I was 15 when my dad died – neither here nor there. Not young enough to forget the normal and get acclimatized to the new normal. Not old enough to have already charted out a normal of my own. Well, that can be argued in different ways. Death alters the living irreversibly, no matter what age we are left at, after all.

All we talk about when someone dies is how we miss that person, how they leave behind a void, how we yearn for happy memories etc. Yes, I have gone through and still go through all those emotions. But, something more fundamental changes when someone close to you dies.

The biggest change when someone close to you dies is that nothing is something that only happens to someone else anymore. Sometimes, I wake up in the middle of the night to put my ears to the lungs of the person sleeping next to me, to make sure they are still breathing. At other times, I get paranoid when my mother doesn’t pick up the phone even when I call her 2-3 times in a span of ten minutes, and I promptly start calling everyone else she knows in the city to track her down. When I see an ambulance in the apartment complex, I am not able to brush it off any longer as happening to someone else; it could very well have been summoned for my house. Anyone calling me out of the blue is no longer a social call. It only means something has gone wrong with someone close to me that I am being called to be informed about.

In every scenario, in every next step, in every otherwise normal situation, death figures as a highly possible outcome and that’s how the normal changes. Living with this paranoia of facing death of a loved one again is the biggest punishment that this life has bestowed upon me. I think, no, I know that I had much rather die than live through the death of a loved one ever again. 

Whenever I am depressed with life, I tell myself that my dad’s death made me stronger, made me more resilient to face life’s challenges, geared me up for chaos and unhappiness and the transience of life. And then, the other me screams from within, “I didn’t want to be resilient. I just wanted to be normal and happy. I have no tangible use for this experience.” I have no answers to myself in those situations. Life can be led happier when there are no harsh lessons to learn, perhaps.

Most times, I feel guilty that I am not doing enough justice to my father’s memory. I do not necessarily miss him for the person he was. I only miss my own normal life that can be no more. But, seriously, think about it.

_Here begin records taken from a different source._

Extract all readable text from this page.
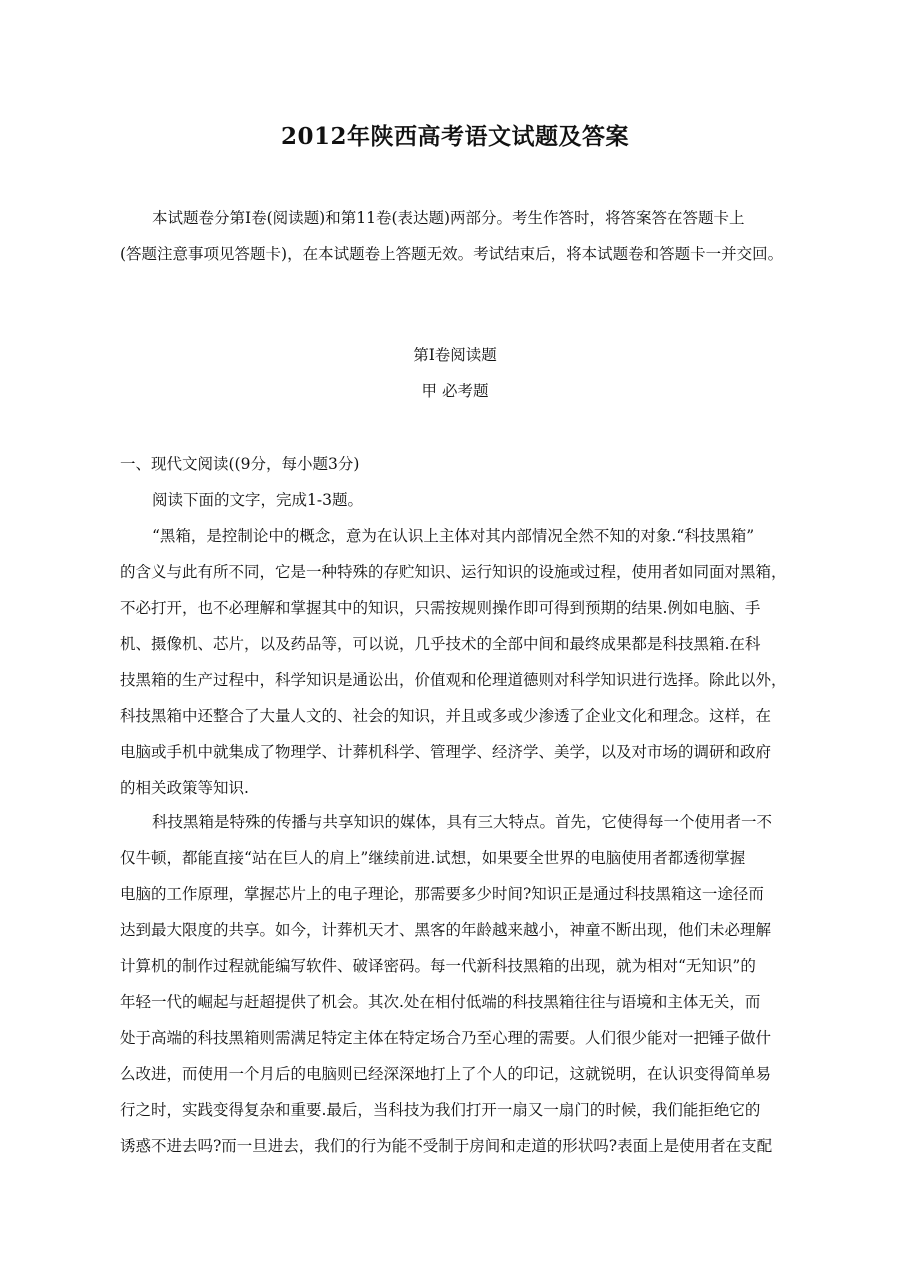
2012年陕西高考语文试题及答案
本试题卷分第Ⅰ卷(阅读题)和第11卷(表达题)两部分。考生作答时，将答案答在答题卡上
(答题注意事项见答题卡)，在本试题卷上答题无效。考试结束后，将本试题卷和答题卡一并交回。
第Ⅰ卷阅读题
甲 必考题
一、现代文阅读((9分，每小题3分)
阅读下面的文字，完成1-3题。
“黑箱，是控制论中的概念，意为在认识上主体对其内部情况全然不知的对象.“科技黑箱”
的含义与此有所不同，它是一种特殊的存贮知识、运行知识的设施或过程，使用者如同面对黑箱，
不必打开，也不必理解和掌握其中的知识，只需按规则操作即可得到预期的结果.例如电脑、手
机、摄像机、芯片，以及药品等，可以说，几乎技术的全部中间和最终成果都是科技黑箱.在科
技黑箱的生产过程中，科学知识是通讼出，价值观和伦理道德则对科学知识进行选择。除此以外，
科技黑箱中还整合了大量人文的、社会的知识，并且或多或少渗透了企业文化和理念。这样，在
电脑或手机中就集成了物理学、计葬机科学、管理学、经济学、美学，以及对市场的调研和政府
的相关政策等知识.
科技黑箱是特殊的传播与共享知识的媒体，具有三大特点。首先，它使得每一个使用者一不
仅牛顿，都能直接“站在巨人的肩上”继续前进.试想，如果要全世界的电脑使用者都透彻掌握
电脑的工作原理，掌握芯片上的电子理论，那需要多少时间?知识正是通过科技黑箱这一途径而
达到最大限度的共享。如今，计葬机天才、黑客的年龄越来越小，神童不断出现，他们未必理解
计算机的制作过程就能编写软件、破译密码。每一代新科技黑箱的出现，就为相对“无知识”的
年轻一代的崛起与赶超提供了机会。其次.处在相付低端的科技黑箱往往与语境和主体无关，而
处于高端的科技黑箱则需满足特定主体在特定场合乃至心理的需要。人们很少能对一把锤子做什
么改进，而使用一个月后的电脑则已经深深地打上了个人的印记，这就锐明，在认识变得简单易
行之时，实践变得复杂和重要.最后，当科技为我们打开一扇又一扇门的时候，我们能拒绝它的
诱惑不进去吗?而一旦进去，我们的行为能不受制于房间和走道的形状吗?表面上是使用者在支配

It has been almost 15 years now since I last saw him in flesh and blood. Memory is a bitch, and I do not remember his smile, his facial features, his idiosyncrasies, his weird handwriting, in totality. I remember those things in bits and pieces, in individual situations. For instance, sometimes I sense the strong presence of his perfume. Not always though. 

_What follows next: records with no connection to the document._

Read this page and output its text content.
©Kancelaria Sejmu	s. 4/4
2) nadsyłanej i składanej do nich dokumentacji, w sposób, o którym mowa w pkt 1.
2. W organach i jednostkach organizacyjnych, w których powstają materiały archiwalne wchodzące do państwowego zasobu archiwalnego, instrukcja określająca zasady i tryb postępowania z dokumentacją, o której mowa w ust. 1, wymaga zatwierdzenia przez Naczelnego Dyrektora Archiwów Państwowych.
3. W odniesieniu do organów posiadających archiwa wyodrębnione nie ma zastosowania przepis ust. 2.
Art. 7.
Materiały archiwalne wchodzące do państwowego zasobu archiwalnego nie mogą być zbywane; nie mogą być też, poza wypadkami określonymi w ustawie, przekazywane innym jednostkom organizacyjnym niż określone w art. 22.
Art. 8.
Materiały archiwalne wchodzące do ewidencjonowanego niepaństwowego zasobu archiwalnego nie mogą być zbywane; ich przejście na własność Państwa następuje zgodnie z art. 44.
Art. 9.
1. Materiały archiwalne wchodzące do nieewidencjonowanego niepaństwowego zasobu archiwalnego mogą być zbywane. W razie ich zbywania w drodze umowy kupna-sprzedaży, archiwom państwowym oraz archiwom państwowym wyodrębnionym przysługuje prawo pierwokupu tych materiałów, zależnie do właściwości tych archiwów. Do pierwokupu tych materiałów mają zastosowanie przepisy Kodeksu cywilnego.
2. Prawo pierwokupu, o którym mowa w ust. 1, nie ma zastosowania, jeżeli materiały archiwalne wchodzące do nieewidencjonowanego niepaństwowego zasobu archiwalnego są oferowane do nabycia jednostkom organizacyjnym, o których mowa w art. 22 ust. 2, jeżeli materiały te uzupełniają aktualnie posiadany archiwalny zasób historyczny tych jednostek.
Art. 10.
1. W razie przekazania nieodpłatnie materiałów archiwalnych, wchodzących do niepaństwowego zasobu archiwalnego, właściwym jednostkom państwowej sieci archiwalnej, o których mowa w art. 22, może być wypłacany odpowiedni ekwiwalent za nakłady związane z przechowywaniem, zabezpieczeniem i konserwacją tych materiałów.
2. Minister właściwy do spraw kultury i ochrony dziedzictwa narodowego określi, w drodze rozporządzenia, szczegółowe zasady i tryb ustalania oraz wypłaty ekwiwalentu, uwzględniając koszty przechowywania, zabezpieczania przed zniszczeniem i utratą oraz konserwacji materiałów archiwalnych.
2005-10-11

We used to go out once every month for dinner – Mom, Dad and I. Same restaurant, same table, same orders, same waiter (yeah, they were called waiters then). A ritual.

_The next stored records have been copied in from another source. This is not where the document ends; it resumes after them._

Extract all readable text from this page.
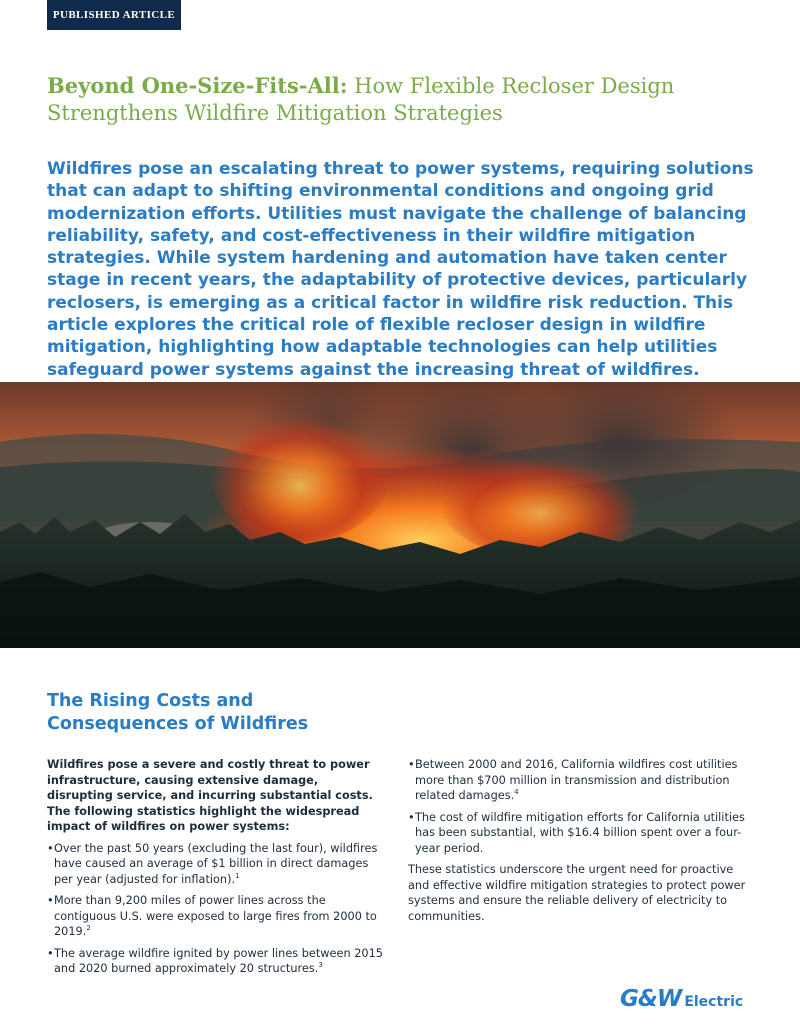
PUBLISHED ARTICLE
Beyond One-Size-Fits-All: How Flexible Recloser Design Strengthens Wildfire Mitigation Strategies

Wildfires pose an escalating threat to power systems, requiring solutions that can adapt to shifting environmental conditions and ongoing grid modernization efforts. Utilities must navigate the challenge of balancing reliability, safety, and cost-effectiveness in their wildfire mitigation strategies. While system hardening and automation have taken center stage in recent years, the adaptability of protective devices, particularly reclosers, is emerging as a critical factor in wildfire risk reduction. This article explores the critical role of flexible recloser design in wildfire mitigation, highlighting how adaptable technologies can help utilities safeguard power systems against the increasing threat of wildfires.

The Rising Costs and Consequences of Wildfires

Wildfires pose a severe and costly threat to power infrastructure, causing extensive damage, disrupting service, and incurring substantial costs. The following statistics highlight the widespread impact of wildfires on power systems:

• Over the past 50 years (excluding the last four), wildfires have caused an average of $1 billion in direct damages per year (adjusted for inflation).$^1$
• More than 9,200 miles of power lines across the contiguous U.S. were exposed to large fires from 2000 to 2019.$^2$
• The average wildfire ignited by power lines between 2015 and 2020 burned approximately 20 structures.$^3$
• Between 2000 and 2016, California wildfires cost utilities more than $700 million in transmission and distribution related damages.$^4$
• The cost of wildfire mitigation efforts for California utilities has been substantial, with $16.4 billion spent over a four-year period.

These statistics underscore the urgent need for proactive and effective wildfire mitigation strategies to protect power systems and ensure the reliable delivery of electricity to communities.

G&W Electric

We used to have home-made pooris and mushroom for dinner every Saturday – Mom, Dad and I. A ritual.

We would drive down to random places, right from East Coast Road to Pondicherry to Bangalore, mom and dad in the front, me sprawled at the back of the car. Random trips, no planning, no outside food. All food cooked and packed by mom, the entire journey driven around by dad. As familial as it can get.

And that’s what I lost with the death of my dad. Not money. Not a cushy life. Not that sense of protection that a male presence brings in. Because my mother has always made up for all that and been more than what my father could ever have been to me. 

I lost the feeling and sense and notion of being a family, and that’s something irreplaceable, and irreversible. That’s something that doesn’t heal with time. It never heals. And that's death's contribution to my life.